Watts-Lab / team-process-map

MIT License
0 stars 4 forks source link

Allow User to Customize Preprocessing #204

Open xehu opened 2 months ago

xehu commented 2 months ago

By default, we preprocess text columns to (1) turn words into lowercase and (2) remove punctuation. We also have some features that require special preprocessing; for example, question detection requires not removing punctuation; some of the reddit features (e.g., detection of all-caps words; detection of parentheses and emojis) requires retaining both casing and punctuation.

This is currently handled in the way that functions are called in calculate_chat_level_features.py (https://github.com/Watts-Lab/team-process-map/blob/main/feature_engine/utils/calculate_chat_level_features.py). For example, here are examples in which the feature uses the "default" preprocessing:

self.chat_data["function_words"] = self.chat_data["message"].apply(lambda x: get_function_words_in_message(x, function_word_reference = self.function_words))
self.chat_data["content_words"] = self.chat_data["message"].apply(lambda x: get_content_words_in_message(x, function_word_reference = self.function_words))
self.chat_data['message'].apply(get_politeness_strategies).apply(pd.Series)

Here are examples of functions that require custom preprocessing; message_lower_with_punc retains punctuation, and message_original retains both punctuation and capitalization:

        self.chat_data["num_all_caps"] = self.chat_data["message_original"].apply(count_all_caps)
        self.chat_data["num_links"] = self.chat_data["message_lower_with_punc"].apply(count_links)
        self.chat_data["num_reddit_users"] = self.chat_data["message_lower_with_punc"].apply(count_user_references)
        self.chat_data["num_emphasis"] = self.chat_data["message_lower_with_punc"].apply(count_emphasis)
        self.chat_data["num_bullet_points"] = self.chat_data["message_lower_with_punc"].apply(count_bullet_points)
        self.chat_data["num_numbered_points"] = self.chat_data["message_lower_with_punc"].apply(count_numbering)
        self.chat_data["num_line_breaks"] = self.chat_data["message_lower_with_punc"].apply(count_line_breaks)
        self.chat_data["num_quotes"] = self.chat_data["message_lower_with_punc"].apply(count_quotes)
        self.chat_data["num_block_quote_responses"] = self.chat_data["message_lower_with_punc"].apply(count_responding_to_someone)
        self.chat_data["num_ellipses"] = self.chat_data["message_lower_with_punc"].apply(count_ellipses)
        self.chat_data["num_parentheses"] = self.chat_data["message_lower_with_punc"].apply(count_parentheses)
        self.chat_data["num_emoji"] = self.chat_data["message_lower_with_punc"].apply(count_emojis)
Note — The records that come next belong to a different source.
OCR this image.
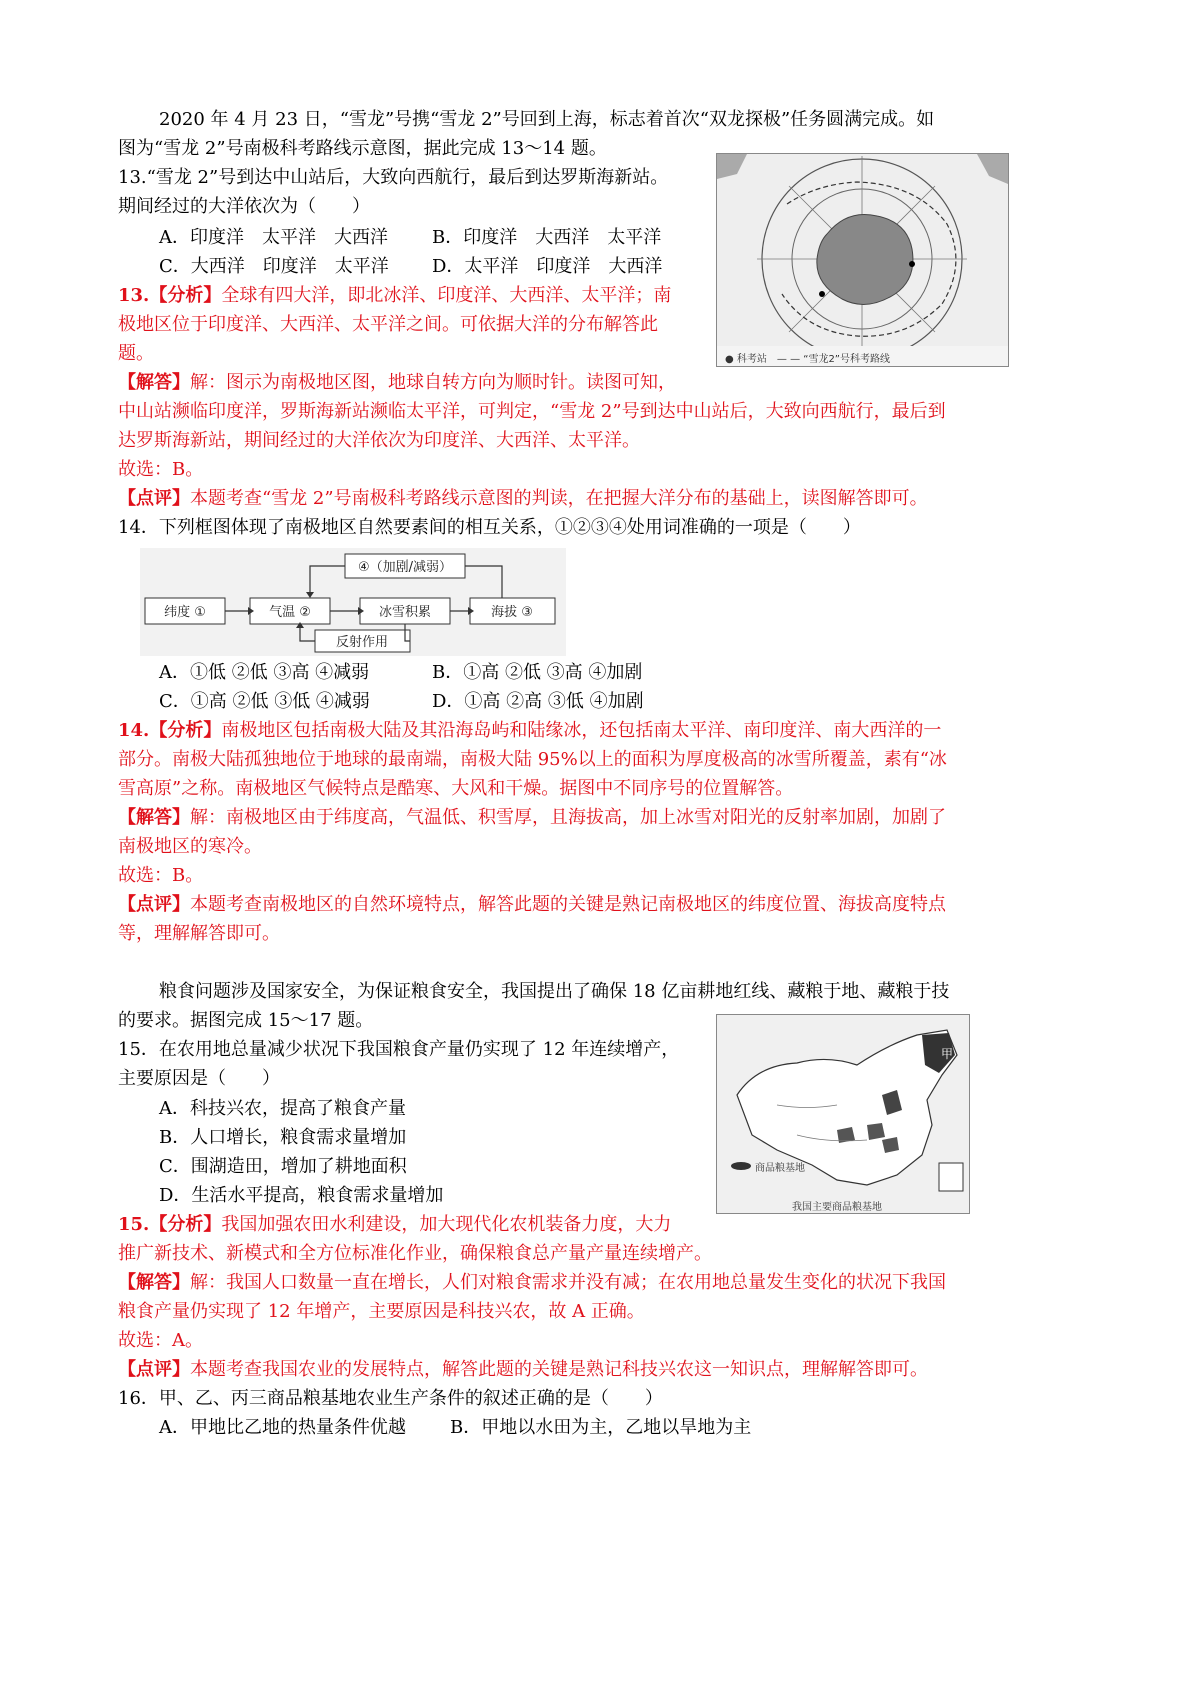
2020 年 4 月 23 日，“雪龙”号携“雪龙 2”号回到上海，标志着首次“双龙探极”任务圆满完成。如
图为“雪龙 2”号南极科考路线示意图，据此完成 13～14 题。
● 科考站　— — “雪龙2”号科考路线
13.“雪龙 2”号到达中山站后，大致向西航行，最后到达罗斯海新站。
期间经过的大洋依次为（　　）
A．印度洋　太平洋　大西洋 B．印度洋　大西洋　太平洋
C．大西洋　印度洋　太平洋 D．太平洋　印度洋　大西洋
13.【分析】全球有四大洋，即北冰洋、印度洋、大西洋、太平洋；南
极地区位于印度洋、大西洋、太平洋之间。可依据大洋的分布解答此
题。
【解答】解：图示为南极地区图，地球自转方向为顺时针。读图可知，
中山站濒临印度洋，罗斯海新站濒临太平洋，可判定，“雪龙 2”号到达中山站后，大致向西航行，最后到
达罗斯海新站，期间经过的大洋依次为印度洋、大西洋、太平洋。
故选：B。
【点评】本题考查“雪龙 2”号南极科考路线示意图的判读，在把握大洋分布的基础上，读图解答即可。
14．下列框图体现了南极地区自然要素间的相互关系，①②③④处用词准确的一项是（　　）
④（加剧/减弱）
纬度 ①	气温 ②	冰雪积累	海拔 ③
反射作用
A．①低 ②低 ③高 ④减弱	B．①高 ②低 ③高 ④加剧
C．①高 ②低 ③低 ④减弱	D．①高 ②高 ③低 ④加剧
14.【分析】南极地区包括南极大陆及其沿海岛屿和陆缘冰，还包括南太平洋、南印度洋、南大西洋的一
部分。南极大陆孤独地位于地球的最南端，南极大陆 95%以上的面积为厚度极高的冰雪所覆盖，素有“冰
雪高原”之称。南极地区气候特点是酷寒、大风和干燥。据图中不同序号的位置解答。
【解答】解：南极地区由于纬度高，气温低、积雪厚，且海拔高，加上冰雪对阳光的反射率加剧，加剧了
南极地区的寒冷。
故选：B。
【点评】本题考查南极地区的自然环境特点，解答此题的关键是熟记南极地区的纬度位置、海拔高度特点
等，理解解答即可。
粮食问题涉及国家安全，为保证粮食安全，我国提出了确保 18 亿亩耕地红线、藏粮于地、藏粮于技
的要求。据图完成 15～17 题。
甲
商品粮基地
我国主要商品粮基地
15．在农用地总量减少状况下我国粮食产量仍实现了 12 年连续增产，
主要原因是（　　）
A．科技兴农，提高了粮食产量
B．人口增长，粮食需求量增加
C．围湖造田，增加了耕地面积
D．生活水平提高，粮食需求量增加
15.【分析】我国加强农田水利建设，加大现代化农机装备力度，大力
推广新技术、新模式和全方位标准化作业，确保粮食总产量产量连续增产。
【解答】解：我国人口数量一直在增长，人们对粮食需求并没有减；在农用地总量发生变化的状况下我国
粮食产量仍实现了 12 年增产，主要原因是科技兴农，故 A 正确。
故选：A。
【点评】本题考查我国农业的发展特点，解答此题的关键是熟记科技兴农这一知识点，理解解答即可。
16．甲、乙、丙三商品粮基地农业生产条件的叙述正确的是（　　）
A．甲地比乙地的热量条件优越 B．甲地以水田为主，乙地以旱地为主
However, more advanced users may have specific preprocessing beyond handling casing and punctuation. For example, in Priya's analysis of Reddit comments, she designed a custom preprocessing step that removes quoted content and hyperlinks to external information --- as it is important to her to focus on what a given user is saying, rather than quoted or external content. Thus, we should make it possible for users to pass in a customized preprocessing function. However, we need to be careful about the ways that the custom preprocessing interacts with the existing way(s) that we preprocess the data, and we may need to check that (a) the preprocessing function is valid (it yields the same number of rows; values are strings) and (b) that we gracefully manage dependencies on functions that require different types of preprocessing (e.g., if the user customizes preprocessing, they can't remove punctuation, capitalization, etc. for features that need it).

Getting Started

1. Audit which features require which types of preprocessing.

Look at how each feature is called, and log the types of preprocessing required --- does it need casing? Punctuation? Both? Neither? Log it into the feature dependencies: https://github.com/Watts-Lab/team-process-map/issues/209

2. Create flags in the FeatureBuilder Constructor for how we want to handle preprocessing globally.

Once we log this information, we can develop structured representations / flags for users to customize their preprocessing. For example, we might create something like this:

preprocessing:
  remove_uppercase: true
  remove_punctuation: false
  custom_preprocess: "path/to/custom_script.py"

... where remove_uppercase and remove_lowercase are flags that set how preprocessing is done globally, with exceptions only for the features that have specific dependencies on alternative ways of preprocessing. (NOTE: Here, we may have a design decision for how we handle such exceptions more gracefully!)

3. Ensure changes in the constructor flow through the rest of the logic.

4. (Advanced Feature) Add the option for users to pass in their customer preprocessor.

Once we get to this point, we need to add checks to make sure the preprocessor works as expected and doesn't interact with the existing / default preprocessing in weird ways (see above).